I remember back when I was in college we stopped in at Fat Tuesday’s (doesn’t every college town have a bar with that moniker?) for a margarita and I was stunned walking in to a full house – but it was so quiet you could hear the ice crack from the other end of the bar. They were watching Melrose Place. I never watched it, so I Didn’t Get It. These days, though, I think it would be pretty cool to watch LOST with a group – minus the margaritas, though.
Anyone else watch this show? Any ideas on where the plot is going? Favorite characters? Any theories on Charlie? Are your suspicions that I am a Total Loser confirmed? Should I stick to poultry and babies?

Monday, May 12, 2008

Object lessons

Jesus, speaking in Matthew 7:3-5 says the following:

“Why do you look at the speck of sawdust in your brother's eye and pay no attention to the plank in your own eye? How can you say to your brother, ‘Let me take the speck out of your eye,’ when all the time there is a plank in your own eye? You hypocrite, first take the plank out of your own eye, and then you will see clearly to remove the speck from your brother's eye." Later, in Galatians 6:7(b), "....whatever you sow, so also will you reap."

After almost 40 years on the earth, you'd think I'd have grasped these principles by now. But no. It still so hard for me.
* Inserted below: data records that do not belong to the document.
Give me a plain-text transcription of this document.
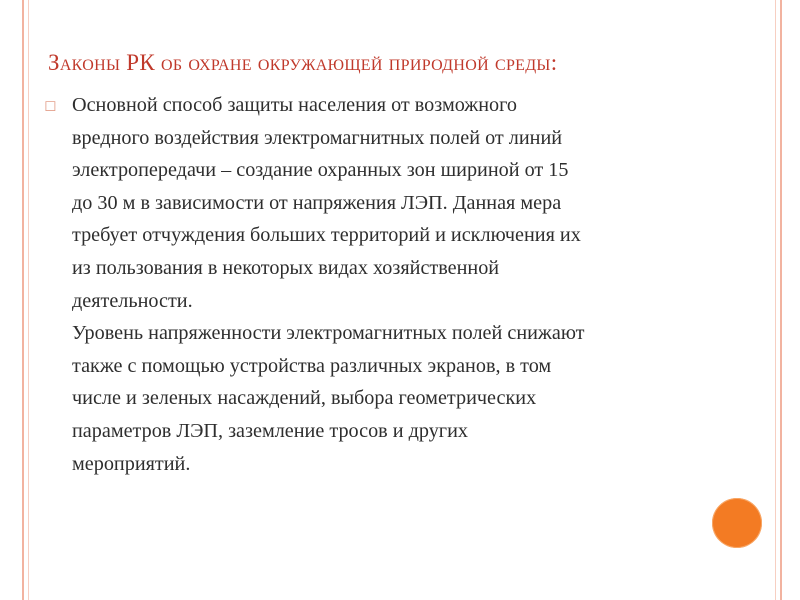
Законы РК об охране окружающей природной среды:
◻ Основной способ защиты населения от возможного
вредного воздействия электромагнитных полей от линий
электропередачи – создание охранных зон шириной от 15
до 30 м в зависимости от напряжения ЛЭП. Данная мера
требует отчуждения больших территорий и исключения их
из пользования в некоторых видах хозяйственной
деятельности.
Уровень напряженности электромагнитных полей снижают
также с помощью устройства различных экранов, в том
числе и зеленых насаждений, выбора геометрических
параметров ЛЭП, заземление тросов и других
мероприятий.
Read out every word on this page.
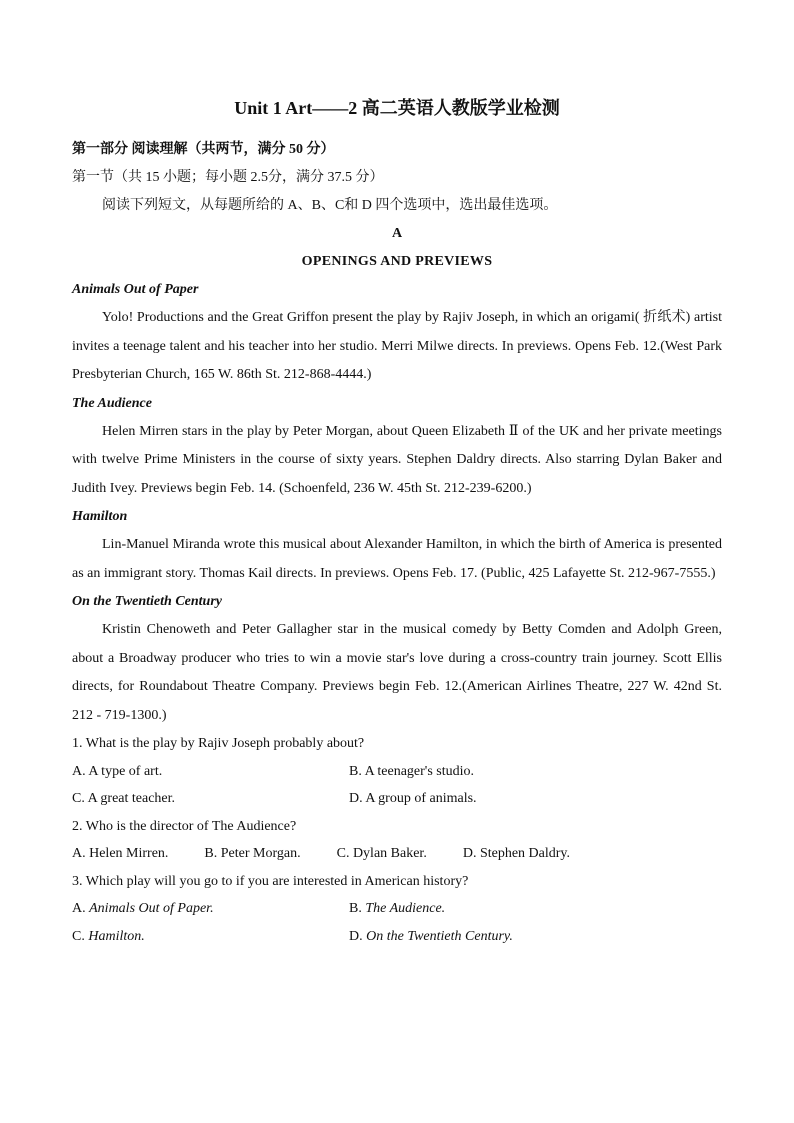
Unit 1 Art——2 高二英语人教版学业检测

第一部分 阅读理解（共两节，满分 50 分）

第一节（共 15 小题；每小题 2.5分，满分 37.5 分）

阅读下列短文，从每题所给的 A、B、C和 D 四个选项中，选出最佳选项。

A

OPENINGS AND PREVIEWS

Animals Out of Paper

Yolo! Productions and the Great Griffon present the play by Rajiv Joseph, in which an origami( 折纸术) artist invites a teenage talent and his teacher into her studio. Merri Milwe directs. In previews. Opens Feb. 12.(West Park Presbyterian Church, 165 W. 86th St. 212-868-4444.)

The Audience

Helen Mirren stars in the play by Peter Morgan, about Queen Elizabeth Ⅱ of the UK and her private meetings with twelve Prime Ministers in the course of sixty years. Stephen Daldry directs. Also starring Dylan Baker and Judith Ivey. Previews begin Feb. 14. (Schoenfeld, 236 W. 45th St. 212-239-6200.)

Hamilton

Lin-Manuel Miranda wrote this musical about Alexander Hamilton, in which the birth of America is presented as an immigrant story. Thomas Kail directs. In previews. Opens Feb. 17. (Public, 425 Lafayette St. 212-967-7555.)

On the Twentieth Century

Kristin Chenoweth and Peter Gallagher star in the musical comedy by Betty Comden and Adolph Green, about a Broadway producer who tries to win a movie star's love during a cross-country train journey. Scott Ellis directs, for Roundabout Theatre Company. Previews begin Feb. 12.(American Airlines Theatre, 227 W. 42nd St. 212 - 719-1300.)

1. What is the play by Rajiv Joseph probably about?

A. A type of art.	B. A teenager's studio.
C. A great teacher.	D. A group of animals.

2. Who is the director of The Audience?

A. Helen Mirren.	B. Peter Morgan.	C. Dylan Baker.	D. Stephen Daldry.

3. Which play will you go to if you are interested in American history?

A. Animals Out of Paper.	B. The Audience.
C. Hamilton.	D. On the Twentieth Century.
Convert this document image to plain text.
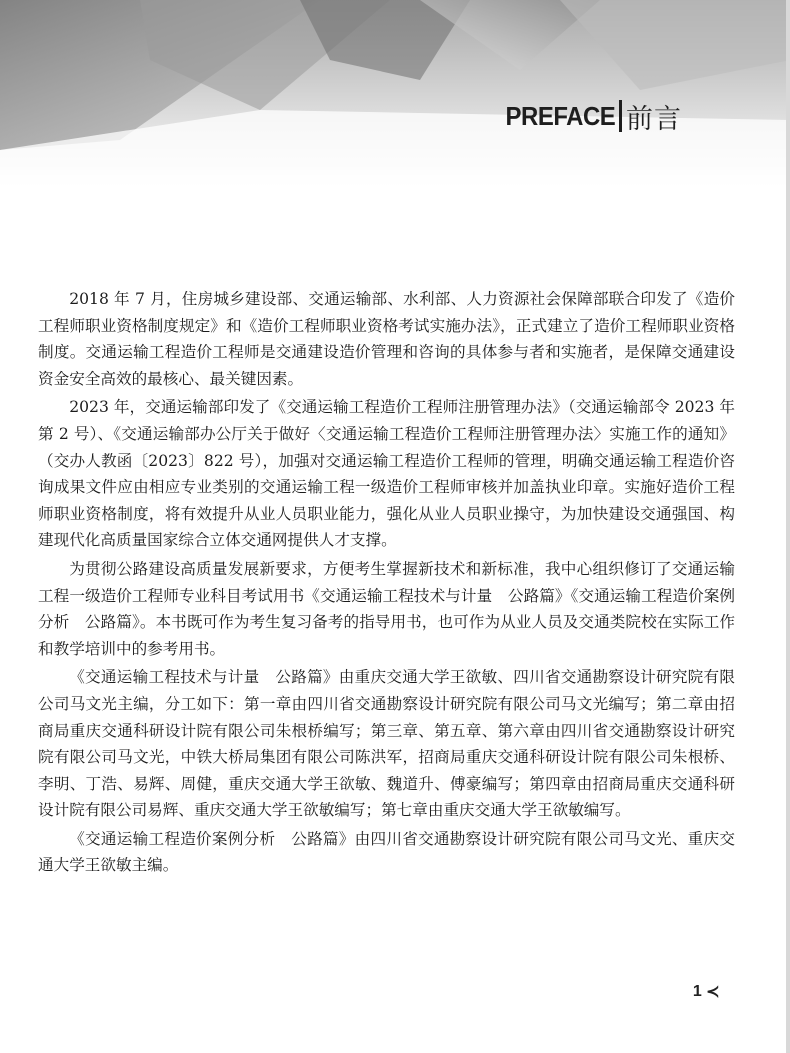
PREFACE 前言

2018 年 7 月，住房城乡建设部、交通运输部、水利部、人力资源社会保障部联合印发了《造价工程师职业资格制度规定》和《造价工程师职业资格考试实施办法》，正式建立了造价工程师职业资格制度。交通运输工程造价工程师是交通建设造价管理和咨询的具体参与者和实施者，是保障交通建设资金安全高效的最核心、最关键因素。

2023 年，交通运输部印发了《交通运输工程造价工程师注册管理办法》（交通运输部令 2023 年第 2 号）、《交通运输部办公厅关于做好〈交通运输工程造价工程师注册管理办法〉实施工作的通知》（交办人教函〔2023〕822 号），加强对交通运输工程造价工程师的管理，明确交通运输工程造价咨询成果文件应由相应专业类别的交通运输工程一级造价工程师审核并加盖执业印章。实施好造价工程师职业资格制度，将有效提升从业人员职业能力，强化从业人员职业操守，为加快建设交通强国、构建现代化高质量国家综合立体交通网提供人才支撑。

为贯彻公路建设高质量发展新要求，方便考生掌握新技术和新标准，我中心组织修订了交通运输工程一级造价工程师专业科目考试用书《交通运输工程技术与计量　公路篇》《交通运输工程造价案例分析　公路篇》。本书既可作为考生复习备考的指导用书，也可作为从业人员及交通类院校在实际工作和教学培训中的参考用书。

《交通运输工程技术与计量　公路篇》由重庆交通大学王欲敏、四川省交通勘察设计研究院有限公司马文光主编，分工如下：第一章由四川省交通勘察设计研究院有限公司马文光编写；第二章由招商局重庆交通科研设计院有限公司朱根桥编写；第三章、第五章、第六章由四川省交通勘察设计研究院有限公司马文光，中铁大桥局集团有限公司陈洪军，招商局重庆交通科研设计院有限公司朱根桥、李明、丁浩、易辉、周健，重庆交通大学王欲敏、魏道升、傅豪编写；第四章由招商局重庆交通科研设计院有限公司易辉、重庆交通大学王欲敏编写；第七章由重庆交通大学王欲敏编写。

《交通运输工程造价案例分析　公路篇》由四川省交通勘察设计研究院有限公司马文光、重庆交通大学王欲敏主编。

1 ≺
For example, my post of just a couple days ago was mighty smug. I wasn't feeling so smug, however, as I stood (in the sawdust, no less!) facing the inside walls of the chicken coop and the door that I had just slammed to keep the neighbor's dog out. I filled the waterers and turned around to grab the door handle - whoops! - no handle on the inside!

I knew that Hannah would not miss me for another 30 minutes when Barney was over. Even then, though, I doubted if she'd come hollerin after me. I smirked when I realized what I had done.

Necessity is the mother of invention. I slid the hem of my shirt under the deadbolt knob to get some leverage, then pulled as hard as I could. Whew! Not a problem. Only a minor panic.

Anyone got a spare pull handle? Give it to Andy next time you see him. He has a new chore on the "household to-do list" that includes one.

Sunday, May 11, 2008

May Flowers

At 5PM, we’re in between a line of thunderstorms, and I wonder if that is why my computer connection seems to be so slow. The Weather Channel website radar map shows another strong line of storms followed by a lot of rain. After last year’s drought conditions, I am grateful for any and all rain any time.

Thunderstorms in the mountains are different from those on flatland. I remember one summer when I was a lifeguard in Virginia Beach, still in college. It seemed like it stormed every afternoon around three o’clock. There would be these huge thunderheads growing over the coast all afternoon and lightning would look thick as rope dropping down around us. After an hour or so it would be over and we’d open the pool back up. Steam would be coming off the roads and roofs of the apartments in the complex where I worked. There would be a cool, fresh layer of rainwater atop the lower chlorinated layer of water. If it was the weekend, we’d jump in after the storm had passed and mix it up real good. On weekdays, we’d close the pool for the day, and head home!

Here in the Highlands, though, the storms seem to stick around longer and the air that follows them is so much cooler. The thunder reverberates over and over again off the mountains after the first big boom. It sends Han screaming into the arms of the nearest parent. Abi growls back at the noise.

My May flowers are perking up. I’ve transformed a strip of woodlands in our back yard into a flowerbed for native flowers. I have Jack-in-the-pulpits, phlox, violets, Solomon’s seal, mayapples, yarrow, wild rose, wild strawberry….its gardening on the cheap. I know that these plants will grow here because I’ve transplanted them from around the yard and the county. It also is easy on the budget.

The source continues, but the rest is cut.